There were a couple of immediate options. I could go to Canada, which I decided not to do when I found out there were openings in the U.S. Naval Reserve, which I thought at the time might keep me out of ground combat in Vietnam.
The military was so desperate for soldiers in 1966, they were actually drafting blind people, one of whom said when he was picked, “I always wanted be a bombardier.” My biggest problem was the Reserve wouldn’t bring me on board in either Portland or San Francisco, because they said I wouldn’t be able to receive training every month.
I finally landed at Treasure Island, when I declared with not quite a wink in my eye that I wasn’t going away to school my senior year. The Reserve didn’t buy it, and I was forced to fly down to S.F. every month for training during my senior year.
This was after my official joining of the Navy, which was supposed to occur July 4, 1967, but my hair was too long, according to Navy personnel. It wasn’t really, they were just making a point. So on July 5, after swearing in for 6 years of service, four inactive and two active, I was ordered to boot camp and shore afloat school for most of the Summer of Love.
For the first two weeks, boot camp in San Diego included a lot of bald-headed marching, strict conduct, and being yelled at a lot. I was constantly under barrage because I had a hard time keeping a smirk off my face.
One fellow seaman took it worse than I. While waiting in formation one day for lunch, he knocked a mean drill instructor off his bike after being berated for not buttoning his shirt correctly. Never saw either again. I will tell you one thing; we got in shape pretty quickly.
The next stop for us “Weekend Warriors,” as we were called (because boot camp for the regular Navy was far worse than ours), was the Camp Pendleton Marine Base for three days, an adventure I don’t recommend to anyone at any time, especially in July when it’s really hot.
There, some of us learned how to shoot at targets with an M-16, while others had no inkling of what an assault rifle could do. I think they were the same sailors who didn’t know how to swim.

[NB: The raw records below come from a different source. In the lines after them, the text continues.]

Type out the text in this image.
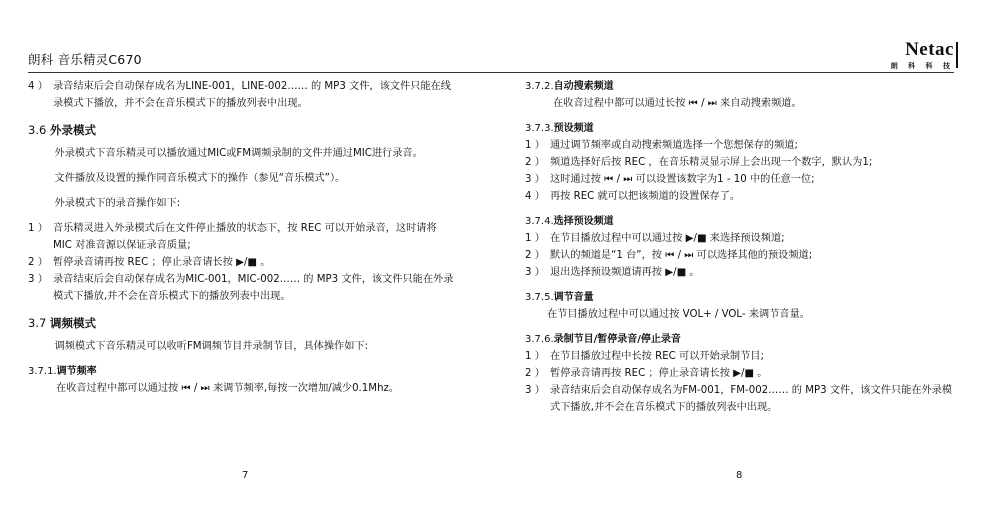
朗科 音乐精灵C670	Netac
朗 科 科 技
4 ） 录音结束后会自动保存成名为LINE-001，LINE-002…… 的 MP3 文件，该文件只能在线录模式下播放，并不会在音乐模式下的播放列表中出现。
3.6 外录模式
外录模式下音乐精灵可以播放通过MIC或FM调频录制的文件并通过MIC进行录音。
文件播放及设置的操作同音乐模式下的操作（参见“音乐模式”）。
外录模式下的录音操作如下:
1 ） 音乐精灵进入外录模式后在文件停止播放的状态下，按 REC 可以开始录音，这时请将 MIC 对准音源以保证录音质量;
2 ） 暂停录音请再按 REC ；停止录音请长按 ▶/■ 。
3 ） 录音结束后会自动保存成名为MIC-001，MIC-002…… 的 MP3 文件，该文件只能在外录模式下播放,并不会在音乐模式下的播放列表中出现。
3.7 调频模式
调频模式下音乐精灵可以收听FM调频节目并录制节目，具体操作如下:
3.7.1.调节频率
在收音过程中都可以通过按 ⏮ / ⏭ 来调节频率,每按一次增加/减少0.1Mhz。
7
3.7.2.自动搜索频道
在收音过程中都可以通过长按 ⏮ / ⏭ 来自动搜索频道。
3.7.3.预设频道
1 ） 通过调节频率或自动搜索频道选择一个您想保存的频道;
2 ） 频道选择好后按 REC ，在音乐精灵显示屏上会出现一个数字，默认为1;
3 ） 这时通过按 ⏮ / ⏭ 可以设置该数字为1 - 10 中的任意一位;
4 ） 再按 REC 就可以把该频道的设置保存了。
3.7.4.选择预设频道
1 ） 在节目播放过程中可以通过按 ▶/■ 来选择预设频道;
2 ） 默认的频道是“1 台”，按 ⏮ / ⏭ 可以选择其他的预设频道;
3 ） 退出选择预设频道请再按 ▶/■ 。
3.7.5.调节音量
在节目播放过程中可以通过按 VOL+ / VOL- 来调节音量。
3.7.6.录制节目/暂停录音/停止录音
1 ） 在节目播放过程中长按 REC 可以开始录制节目;
2 ） 暂停录音请再按 REC ；停止录音请长按 ▶/■ 。
3 ） 录音结束后会自动保存成名为FM-001，FM-002…… 的 MP3 文件，该文件只能在外录模式下播放,并不会在音乐模式下的播放列表中出现。
8
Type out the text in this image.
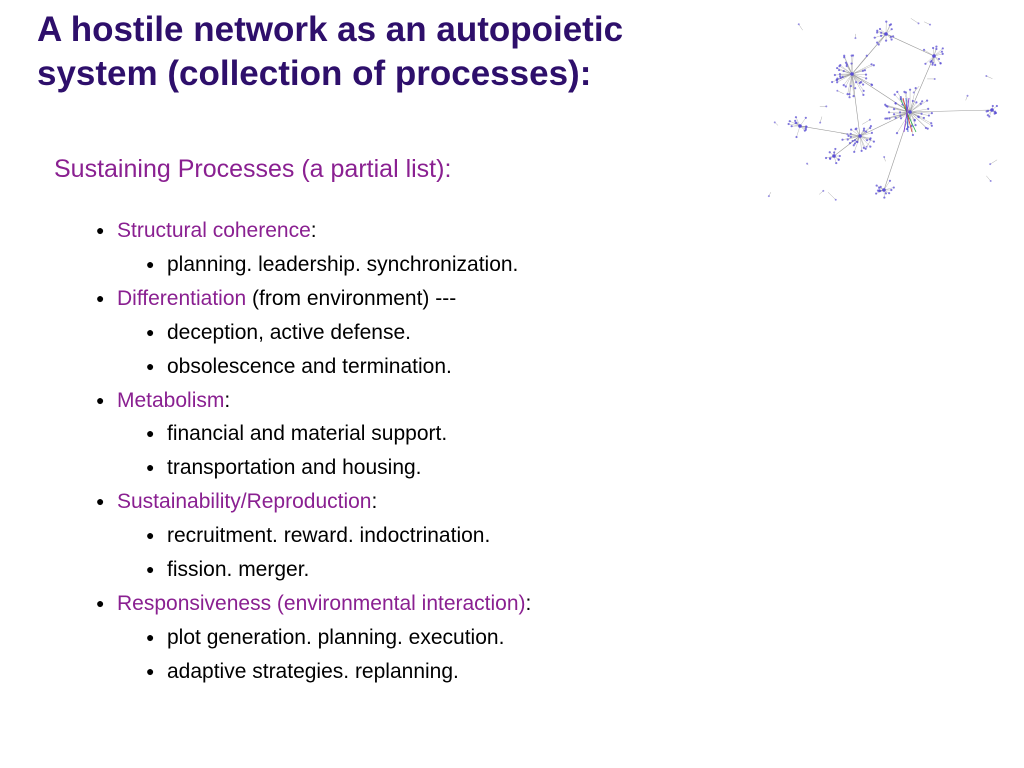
A hostile network as an autopoietic
system (collection of processes):
Sustaining Processes (a partial list):
● Structural coherence:
● planning. leadership. synchronization.
● Differentiation (from environment) ---
● deception, active defense.
● obsolescence and termination.
● Metabolism:
● financial and material support.
● transportation and housing.
● Sustainability/Reproduction:
● recruitment. reward. indoctrination.
● fission. merger.
● Responsiveness (environmental interaction):
● plot generation. planning. execution.
● adaptive strategies. replanning.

Then we practiced damage control, where you were ordered into this concrete building, filled with oil, which was set on fire, duplicating what might happen on a ship. It was a miserable experience, or should I say that in plural, since we had to go through it way more than once?
After that, we all stood in a room that was filled with tear gas. Ironically, I’d had previous experiences with this stuff having been on college campuses protesting against the police. Nonetheless, it was still insufferable, as I kept saying to myself, “Is this any way to spend a summer?”
Getting away from Pendleton was a great relief, especially with Shore Afloat School in San Diego our next destination. You know what we all did there for the next two weeks? Tied knots. I never imagined that there were so many knots, all for a specific purpose. And if you failed in tying any knot, you wouldn’t get out of there until you could tie it correctly.
I, for some strange reason, managed to pass all of the requirements, and was expecting to complete my active duty as a yeoman on the destroyer, U.S.S Twining based at Treasure Island. But that was not to be.
Many of my mates in boot camp ended up on swift boats and other craft patrolling the Mekong Delta. Some didn’t survive. I did, but not as a seaman on a ship or boat. I was selected, because I majored in English, to teach our language to South Vietnamese Navy personnel, so they could take over our ships and boats. But I never planned on having my boots on the ground in Saigon for a year.
As for the Summer of 1967, boot camp was helpful. It made you realize and prepared you for what might be ahead.